On this day, 20 April 1974: Buster and Jet
On this day, 20 April 1974 … Buster was already a veteran comic of nearly fourteen years, but readers like me who are more familiar with its mid-1970s to mid-1980s incarnations could be forgiven for thinking that this was a ‘classic’ edition. Its format (a tall 315x225mm) is the most obvious difference from those we know better, and then there’s the multi-panelled opening page of Buster’s Dream World on the front cover. Inside there is only a handful of strips – Faceache, Pete’s Pocket Army, Clever Dick, Bluebottle and Basher and Nellyphant – that will be recognisable to those of us who knew Buster after its mergers with Cor!!, Monster Fun and Jackpot, but it’s the nature of the line-up as a whole, rather than the titles, that I think most differentiates this era of Buster from what would follow.

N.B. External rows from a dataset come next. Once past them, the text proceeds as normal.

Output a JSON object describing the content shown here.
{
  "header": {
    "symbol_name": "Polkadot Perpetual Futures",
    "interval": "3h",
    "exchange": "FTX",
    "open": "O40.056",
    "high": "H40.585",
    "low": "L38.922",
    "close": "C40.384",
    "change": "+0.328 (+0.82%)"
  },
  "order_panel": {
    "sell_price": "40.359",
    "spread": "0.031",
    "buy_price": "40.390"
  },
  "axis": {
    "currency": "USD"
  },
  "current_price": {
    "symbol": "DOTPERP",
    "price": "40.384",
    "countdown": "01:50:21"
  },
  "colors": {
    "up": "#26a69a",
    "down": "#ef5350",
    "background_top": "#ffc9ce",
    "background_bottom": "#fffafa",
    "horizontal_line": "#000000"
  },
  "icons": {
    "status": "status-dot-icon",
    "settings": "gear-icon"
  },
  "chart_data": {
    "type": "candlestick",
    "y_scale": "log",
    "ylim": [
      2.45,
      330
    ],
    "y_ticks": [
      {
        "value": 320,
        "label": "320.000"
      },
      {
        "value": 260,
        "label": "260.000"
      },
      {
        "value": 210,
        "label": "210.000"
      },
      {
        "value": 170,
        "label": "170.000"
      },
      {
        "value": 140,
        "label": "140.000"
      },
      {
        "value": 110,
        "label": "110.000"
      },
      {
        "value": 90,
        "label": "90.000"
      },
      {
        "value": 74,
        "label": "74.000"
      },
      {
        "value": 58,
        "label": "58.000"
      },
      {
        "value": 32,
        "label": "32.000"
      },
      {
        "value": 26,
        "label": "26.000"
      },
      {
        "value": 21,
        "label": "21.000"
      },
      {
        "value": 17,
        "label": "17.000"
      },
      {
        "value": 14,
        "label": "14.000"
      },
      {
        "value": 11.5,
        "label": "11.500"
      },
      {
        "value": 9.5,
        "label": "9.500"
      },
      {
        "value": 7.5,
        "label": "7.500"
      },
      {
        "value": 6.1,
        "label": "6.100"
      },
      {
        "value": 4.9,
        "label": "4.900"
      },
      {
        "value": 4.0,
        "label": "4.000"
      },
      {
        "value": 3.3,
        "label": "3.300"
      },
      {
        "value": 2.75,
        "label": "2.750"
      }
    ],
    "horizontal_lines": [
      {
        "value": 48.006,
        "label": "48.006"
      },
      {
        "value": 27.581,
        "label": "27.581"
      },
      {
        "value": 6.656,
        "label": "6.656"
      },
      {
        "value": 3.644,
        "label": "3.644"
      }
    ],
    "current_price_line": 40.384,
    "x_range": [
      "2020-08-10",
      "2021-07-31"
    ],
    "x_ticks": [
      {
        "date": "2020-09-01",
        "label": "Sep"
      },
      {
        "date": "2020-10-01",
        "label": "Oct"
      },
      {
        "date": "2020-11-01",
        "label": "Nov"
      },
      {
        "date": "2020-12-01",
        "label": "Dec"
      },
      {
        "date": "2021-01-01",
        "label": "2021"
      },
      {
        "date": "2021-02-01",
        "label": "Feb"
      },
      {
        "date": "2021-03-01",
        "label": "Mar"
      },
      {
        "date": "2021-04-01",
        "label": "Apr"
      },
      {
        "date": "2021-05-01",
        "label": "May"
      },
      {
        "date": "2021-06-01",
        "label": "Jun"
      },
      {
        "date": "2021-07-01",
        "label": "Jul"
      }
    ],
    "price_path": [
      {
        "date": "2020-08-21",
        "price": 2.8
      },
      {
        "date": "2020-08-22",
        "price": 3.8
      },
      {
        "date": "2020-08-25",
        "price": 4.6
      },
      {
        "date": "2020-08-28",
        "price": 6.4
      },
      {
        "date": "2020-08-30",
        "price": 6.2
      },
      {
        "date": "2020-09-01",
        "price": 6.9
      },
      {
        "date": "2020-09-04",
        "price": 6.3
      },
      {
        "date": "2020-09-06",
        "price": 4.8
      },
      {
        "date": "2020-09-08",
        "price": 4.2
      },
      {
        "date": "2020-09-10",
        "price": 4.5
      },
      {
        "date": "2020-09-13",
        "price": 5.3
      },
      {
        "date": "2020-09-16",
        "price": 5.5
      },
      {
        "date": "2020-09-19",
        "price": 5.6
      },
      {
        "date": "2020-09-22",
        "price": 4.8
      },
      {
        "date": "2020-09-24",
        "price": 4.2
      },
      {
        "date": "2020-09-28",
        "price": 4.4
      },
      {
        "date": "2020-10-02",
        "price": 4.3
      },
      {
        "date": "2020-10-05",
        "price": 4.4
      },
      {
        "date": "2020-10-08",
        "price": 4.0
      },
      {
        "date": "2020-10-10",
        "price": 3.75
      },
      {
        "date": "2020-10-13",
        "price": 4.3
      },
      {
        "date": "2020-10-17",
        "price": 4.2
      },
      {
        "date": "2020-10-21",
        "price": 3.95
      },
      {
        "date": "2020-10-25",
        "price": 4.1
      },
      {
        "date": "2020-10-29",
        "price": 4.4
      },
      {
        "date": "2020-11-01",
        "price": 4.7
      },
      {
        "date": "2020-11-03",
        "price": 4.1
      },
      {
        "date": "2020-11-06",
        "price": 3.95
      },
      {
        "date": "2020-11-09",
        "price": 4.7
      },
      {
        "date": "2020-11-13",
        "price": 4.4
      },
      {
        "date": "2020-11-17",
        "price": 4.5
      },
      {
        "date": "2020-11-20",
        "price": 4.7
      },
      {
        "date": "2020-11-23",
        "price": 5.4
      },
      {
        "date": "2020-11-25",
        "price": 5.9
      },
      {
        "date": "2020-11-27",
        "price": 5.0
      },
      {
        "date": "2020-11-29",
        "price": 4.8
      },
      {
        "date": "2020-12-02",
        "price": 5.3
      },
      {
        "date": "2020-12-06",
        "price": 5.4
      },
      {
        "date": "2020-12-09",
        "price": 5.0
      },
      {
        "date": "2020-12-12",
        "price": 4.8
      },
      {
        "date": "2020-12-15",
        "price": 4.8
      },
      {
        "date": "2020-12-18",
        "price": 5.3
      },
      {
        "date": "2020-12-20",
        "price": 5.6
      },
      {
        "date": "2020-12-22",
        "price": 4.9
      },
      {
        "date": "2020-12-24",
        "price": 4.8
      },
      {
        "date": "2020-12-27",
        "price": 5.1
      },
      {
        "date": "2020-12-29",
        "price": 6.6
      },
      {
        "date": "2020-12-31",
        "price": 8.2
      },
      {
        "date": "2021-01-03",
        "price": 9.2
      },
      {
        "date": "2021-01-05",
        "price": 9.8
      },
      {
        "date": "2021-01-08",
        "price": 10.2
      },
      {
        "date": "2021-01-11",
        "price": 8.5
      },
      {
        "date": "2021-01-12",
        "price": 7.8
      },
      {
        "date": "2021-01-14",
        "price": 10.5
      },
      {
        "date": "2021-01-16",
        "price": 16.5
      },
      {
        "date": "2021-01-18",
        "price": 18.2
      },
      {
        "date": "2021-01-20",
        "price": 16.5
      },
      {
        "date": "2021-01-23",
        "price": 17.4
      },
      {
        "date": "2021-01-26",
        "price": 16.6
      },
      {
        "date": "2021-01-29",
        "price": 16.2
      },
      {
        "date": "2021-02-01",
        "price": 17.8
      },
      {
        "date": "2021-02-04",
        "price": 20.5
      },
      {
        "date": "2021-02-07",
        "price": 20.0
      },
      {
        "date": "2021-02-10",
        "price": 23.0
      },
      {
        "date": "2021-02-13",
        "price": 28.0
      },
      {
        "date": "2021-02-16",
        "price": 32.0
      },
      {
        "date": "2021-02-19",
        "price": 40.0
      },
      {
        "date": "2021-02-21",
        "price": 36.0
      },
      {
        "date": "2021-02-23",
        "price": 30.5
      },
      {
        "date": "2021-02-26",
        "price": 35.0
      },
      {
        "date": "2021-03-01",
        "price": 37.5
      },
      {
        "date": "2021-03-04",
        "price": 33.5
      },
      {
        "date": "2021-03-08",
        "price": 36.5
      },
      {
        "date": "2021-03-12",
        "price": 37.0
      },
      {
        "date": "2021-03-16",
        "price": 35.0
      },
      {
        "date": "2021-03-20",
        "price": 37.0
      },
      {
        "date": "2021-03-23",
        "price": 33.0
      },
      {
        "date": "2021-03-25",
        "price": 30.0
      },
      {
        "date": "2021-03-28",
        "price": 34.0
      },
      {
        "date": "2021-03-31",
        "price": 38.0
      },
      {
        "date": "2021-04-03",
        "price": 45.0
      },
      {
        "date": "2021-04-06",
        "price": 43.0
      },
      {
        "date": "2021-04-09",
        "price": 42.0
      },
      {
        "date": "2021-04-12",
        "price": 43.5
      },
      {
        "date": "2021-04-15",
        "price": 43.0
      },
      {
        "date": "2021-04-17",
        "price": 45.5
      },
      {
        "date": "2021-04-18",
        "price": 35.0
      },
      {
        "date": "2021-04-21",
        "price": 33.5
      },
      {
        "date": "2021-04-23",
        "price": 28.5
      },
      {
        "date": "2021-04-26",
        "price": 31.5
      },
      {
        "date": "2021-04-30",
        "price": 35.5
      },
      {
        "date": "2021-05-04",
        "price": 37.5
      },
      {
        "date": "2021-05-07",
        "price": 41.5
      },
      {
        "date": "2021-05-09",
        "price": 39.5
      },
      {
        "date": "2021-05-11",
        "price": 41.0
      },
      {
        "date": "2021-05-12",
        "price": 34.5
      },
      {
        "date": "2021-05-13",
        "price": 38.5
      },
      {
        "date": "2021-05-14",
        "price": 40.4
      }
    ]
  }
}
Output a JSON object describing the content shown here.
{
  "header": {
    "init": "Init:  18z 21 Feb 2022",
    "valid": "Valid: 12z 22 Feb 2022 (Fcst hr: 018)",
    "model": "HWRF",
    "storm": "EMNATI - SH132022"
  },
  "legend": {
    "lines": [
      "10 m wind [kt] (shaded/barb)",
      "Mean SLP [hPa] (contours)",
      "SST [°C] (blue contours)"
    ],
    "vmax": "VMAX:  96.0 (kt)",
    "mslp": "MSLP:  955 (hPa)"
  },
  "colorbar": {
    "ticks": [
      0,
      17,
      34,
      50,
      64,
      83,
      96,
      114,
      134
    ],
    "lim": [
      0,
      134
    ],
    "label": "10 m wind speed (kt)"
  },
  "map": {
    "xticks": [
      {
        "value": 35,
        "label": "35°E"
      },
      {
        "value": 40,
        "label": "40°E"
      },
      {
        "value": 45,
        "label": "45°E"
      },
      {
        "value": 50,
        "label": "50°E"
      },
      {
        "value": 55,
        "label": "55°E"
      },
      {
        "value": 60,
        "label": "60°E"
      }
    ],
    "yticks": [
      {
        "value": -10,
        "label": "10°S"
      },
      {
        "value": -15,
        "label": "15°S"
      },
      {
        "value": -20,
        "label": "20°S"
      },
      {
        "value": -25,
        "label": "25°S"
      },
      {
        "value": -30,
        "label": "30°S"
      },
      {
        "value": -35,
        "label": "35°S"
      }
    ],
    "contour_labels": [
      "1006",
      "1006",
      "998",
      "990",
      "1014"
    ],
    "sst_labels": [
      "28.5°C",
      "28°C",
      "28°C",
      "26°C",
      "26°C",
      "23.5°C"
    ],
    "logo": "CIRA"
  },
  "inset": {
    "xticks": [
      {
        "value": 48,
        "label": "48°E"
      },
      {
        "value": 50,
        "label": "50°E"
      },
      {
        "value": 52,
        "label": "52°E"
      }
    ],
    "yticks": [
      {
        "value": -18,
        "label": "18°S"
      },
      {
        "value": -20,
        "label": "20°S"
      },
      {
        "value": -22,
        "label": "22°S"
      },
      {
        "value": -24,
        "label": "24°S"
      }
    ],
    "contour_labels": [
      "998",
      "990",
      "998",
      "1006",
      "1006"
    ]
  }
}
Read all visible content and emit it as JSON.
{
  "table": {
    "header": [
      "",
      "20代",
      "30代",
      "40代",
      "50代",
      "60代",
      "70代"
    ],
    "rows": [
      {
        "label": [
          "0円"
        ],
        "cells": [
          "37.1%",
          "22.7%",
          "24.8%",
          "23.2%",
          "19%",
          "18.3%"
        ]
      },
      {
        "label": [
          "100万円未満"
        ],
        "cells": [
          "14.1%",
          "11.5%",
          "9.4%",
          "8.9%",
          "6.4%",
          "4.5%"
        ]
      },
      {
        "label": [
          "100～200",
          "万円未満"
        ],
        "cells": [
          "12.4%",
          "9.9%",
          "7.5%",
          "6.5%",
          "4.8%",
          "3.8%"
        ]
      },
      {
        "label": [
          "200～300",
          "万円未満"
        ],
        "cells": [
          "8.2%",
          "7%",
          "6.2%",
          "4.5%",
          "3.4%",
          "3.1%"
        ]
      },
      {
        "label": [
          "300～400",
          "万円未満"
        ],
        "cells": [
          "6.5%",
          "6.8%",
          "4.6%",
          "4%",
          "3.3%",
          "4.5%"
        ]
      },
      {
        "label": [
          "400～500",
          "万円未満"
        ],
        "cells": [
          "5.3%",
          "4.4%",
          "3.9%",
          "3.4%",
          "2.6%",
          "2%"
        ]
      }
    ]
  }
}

There is a stronger contingent of ‘adventure’ strips among the ‘humour’ ones, for example, and in that sense Buster wasn’t too different from stablemates Lion and Valiant, nor Tiger before it became concerned only with sport. Thunder (by now merged into Lion), and Jet which had merged into Buster in 1971, also had a similar mix of thrills and fun. If anybody can tell me, I’d be interested to know if IPC operated distinct divisions of ‘humour’ and ‘boys’’ comics in the early 1970s, or whether they were all created alongside each other. Many of the artists on display here – Angel Nadal, Joe Colquhoun, Solano Lopez, Reg Parlett and John Stokes – were all regulars in the likes of Lion and Valiant, which adds to the impression that they and Buster were all of a similar flavour at this time.
I like this flavour; across all types of story there’s an escapism and spirit of adventure – whether it be Buster fantasising about ye olde days, a gang of chums forming a crime-fighting Ski-board Squad, tiny people in a giant’s world in Pete’s Pocket Army, the fantastical Fishboy and Galaxus or the POW pranks of The Kids of Stalag 41 – that just wasn’t quite as potent in later Busters and other humour comics, when storylines were more generally concerned with slapstick silliness at school and on the streets, stealing sweets and stitching up the local bully.